Koningsdag is één van de weinige feestdagen die echt alleen van Nederland is. Tot ergens in de 19e eeuw vierden we op 18 juni Waterloo-dag, ter herinnering aan het einde van de Franse bezetting in 1815. In alle kerken moest op die datum een uur worden stilgestaan bij de slag, waarna er allerlei activiteiten georganiseerd werden. Toen de herinnering aan de veldslag vervaagde ging de dag uiteindelijk ongemerkt voorbij.
Op 31 augustus 1885, op de vijfde verjaardag van prinses Wilhelmina, werd de eerste ‘Prinsessedag’ georganiseerd. Dit nobele initiatief kwam van de heer Gerlach, de hoofdredacteur van het Utrechtsch Provinciaal en Stedelijk Dagblad (iedere horeca-ondernemer in een binnenstad zou deze meneer Gerlach op z’n blote knietjes moeten bedanken voor dit inmiddels bijna twee dagen durende feest). Zijn doel was ‘de nationale eenheid te benadrukken’.

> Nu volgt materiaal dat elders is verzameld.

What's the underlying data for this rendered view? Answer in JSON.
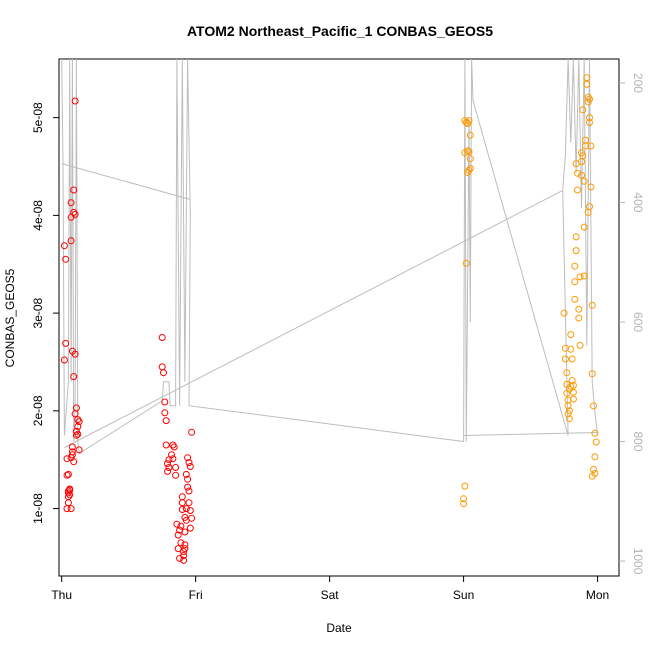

De nieuwe traditie begon in Utrecht en waaierde langzaam maar zeker over naar de rest van het land. Toen in november 1890 Wilhelmina’s vader Willem III overleed, werd in 1891 voor het eerst Koninginnedag gevierd. Een feestdag die vooral voor kinderen was.
In 1948 volgde Juliana haar moeder Wilhelmina op. Daarmee veranderde de datum van Koninginnedag van 31 augustus naar 30 april, Juliana’s verjaardag. Juliana was de eerste vorstin die ook echt lijfelijk aanwezig was bij de viering. Ze kreeg een bloemenhulde op Paleis Soestdijk, waarbij vele Nederlanders in een kilometerslange optocht langs het bordes met Juliana en haar familie liepen en haar geschenken en bloemen gaven: het zogeheten defilé. Na een gezamenlijk Wilhelmus, was het tijd voor de traditionele kinderspelen, zoals zaklopen en koekhappen. Meer en meer mensen kregen een vrije dag, zodat het uit kon groeien tot de nationale feestdag die het nu is.
Toen in 1980 Beatrix koningin werd, koos zij ervoor om Koninginnedag op 30 april te blijven vieren. Haar eigen verjaardag is op 31 januari, niet persé de meest geschikte dag om een groot buitenevenement te plannen. Vanaf 1981 bezocht ze, met het liefst een zo groot mogelijk deel van de koninklijke familie, één of twee plaatsen in Nederland. Die haalden dan alles uit de kast om goed voor de dag te komen. En zo is het eigenlijk nog steeds. Alleen dan op 27 april, want dan is onze Willem jarig.
Morgen is Groningen aan de beurt. Altijd weer leuk om te zien hoe de prinsesjes zich soms zichtbaar vervelen, hoe de grote prinsessen zich op hoge hakken over de kinderkopjes bewegen, hoe Maxima soms moeite moet doen om haar hand terug te krijgen en hoe WimLex met volle teugen van alles geniet. Ik hoop dat we deze traditie nog lang mogen volhouden. Gefeliciteerd beste koning en geniet ervan morgen.